Il “praticabile immediato” è la soluzione veloce che si traduce poi in misure di austerità che ricadono inevitabilmente sulle fasce più deboli della società, fasce sempre più larghe, senza che contestualmente, non venga avviato alcun cambiamento perché di risorse non ce ne sono. Il finanziamento o rifinanziamento copre speculazioni non andate a buon fine e non si distribuisce nel tessuto sociale su cui, per conseguenza, va a gravarsi un sempre maggior debito. Non si trasforma in lavoro e in dignità. Non si trasforma in equità fiscale. Il “possibile complesso” è lo svincolo della politica dalla finanza, è l’eliminazione del potere dei numeri sull’uomo, è l’utopia di Caffè che preferiva chiudere le Borse, che auspicava la nascita di un Fondo Europeo di Solidarietà per aiutare i paesi in difficoltà.

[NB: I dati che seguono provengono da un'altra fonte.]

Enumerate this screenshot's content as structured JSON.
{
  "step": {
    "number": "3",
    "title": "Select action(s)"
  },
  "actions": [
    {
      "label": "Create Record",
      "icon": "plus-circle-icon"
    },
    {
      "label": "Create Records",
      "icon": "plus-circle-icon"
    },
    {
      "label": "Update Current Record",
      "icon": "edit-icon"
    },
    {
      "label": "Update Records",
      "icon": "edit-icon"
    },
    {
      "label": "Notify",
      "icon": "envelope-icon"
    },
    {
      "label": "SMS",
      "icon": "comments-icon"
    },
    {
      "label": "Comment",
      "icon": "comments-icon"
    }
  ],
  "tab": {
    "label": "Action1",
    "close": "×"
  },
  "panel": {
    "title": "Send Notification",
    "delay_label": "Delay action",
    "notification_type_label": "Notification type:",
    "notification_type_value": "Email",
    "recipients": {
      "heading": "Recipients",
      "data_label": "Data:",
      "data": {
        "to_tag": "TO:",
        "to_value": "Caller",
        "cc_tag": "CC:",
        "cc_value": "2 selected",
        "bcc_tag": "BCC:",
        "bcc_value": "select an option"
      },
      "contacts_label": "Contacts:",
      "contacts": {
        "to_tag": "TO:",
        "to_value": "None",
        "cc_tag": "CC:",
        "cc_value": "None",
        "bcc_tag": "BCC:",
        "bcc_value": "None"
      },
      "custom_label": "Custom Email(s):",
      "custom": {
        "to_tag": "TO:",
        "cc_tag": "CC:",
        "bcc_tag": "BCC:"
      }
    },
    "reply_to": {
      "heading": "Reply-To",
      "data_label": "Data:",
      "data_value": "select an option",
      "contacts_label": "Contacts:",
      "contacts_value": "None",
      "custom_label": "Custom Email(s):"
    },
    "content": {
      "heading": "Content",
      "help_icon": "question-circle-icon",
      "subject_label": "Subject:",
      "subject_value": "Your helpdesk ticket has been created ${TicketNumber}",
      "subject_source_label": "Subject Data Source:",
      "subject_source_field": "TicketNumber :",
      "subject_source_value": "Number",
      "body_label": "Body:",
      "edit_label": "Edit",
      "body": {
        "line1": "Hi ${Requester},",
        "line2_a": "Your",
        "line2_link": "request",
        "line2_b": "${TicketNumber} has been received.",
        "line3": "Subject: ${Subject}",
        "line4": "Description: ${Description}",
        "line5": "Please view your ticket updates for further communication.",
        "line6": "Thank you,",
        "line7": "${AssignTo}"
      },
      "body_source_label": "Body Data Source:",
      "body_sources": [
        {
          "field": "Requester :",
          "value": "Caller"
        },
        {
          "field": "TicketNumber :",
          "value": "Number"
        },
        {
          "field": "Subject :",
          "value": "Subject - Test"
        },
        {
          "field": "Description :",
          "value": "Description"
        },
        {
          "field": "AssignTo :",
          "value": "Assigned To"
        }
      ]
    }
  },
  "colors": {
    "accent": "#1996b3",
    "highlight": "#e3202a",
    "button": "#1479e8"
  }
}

Non saranno le banche “sane” (termine questo che Draghi dovrebbe avere il dovere di spiegarci cosa significa) in quanto imprese private dedite al profitto, che porteranno all’uscita di una crisi che esse stesse hanno prodotto. Oggi, dopo che in questi ultimi anni l’esperimento Grecia ha manifestato le conseguenze che tutti sapevano, dopo che Spagna, e Portogallo sono anch’essi passati sotto le forche caudine, in vista di un possibile crollo dell’Italia, si comincia a parlare di soluzioni alternative, di euro a due velocità, della possibilità di tornare alle monete nazionali e di altre soluzioni, più o meno avventurose. Schiacciati da derive nazionaliste che stanno incrinando anche la “cristallina” Olanda oltre ad una Francia che oramai da un pezzo vive questa possibilità; costretti da una Gran Bretagna che ha autorevolmente preso le distanze; spiati dai paesi scandinavi che hanno ben chiare le loro idee in merito a problemi quali l’immigrazione alla quale, di fatto hanno chiuso le porte; osteggiati ovviamente da una Germania che se dovesse perderci sarebbe costretta a vendere le proprie BMW e Mercedes in nord Africa, ebbene solo adesso, soltanto adesso, vicini alla ahimè famosa “canna del gas”, ci si ricorda di persone come Federico Caffè, nelle cui lezioni, “economia”, “equità” e “solidarietà” andavano per mano.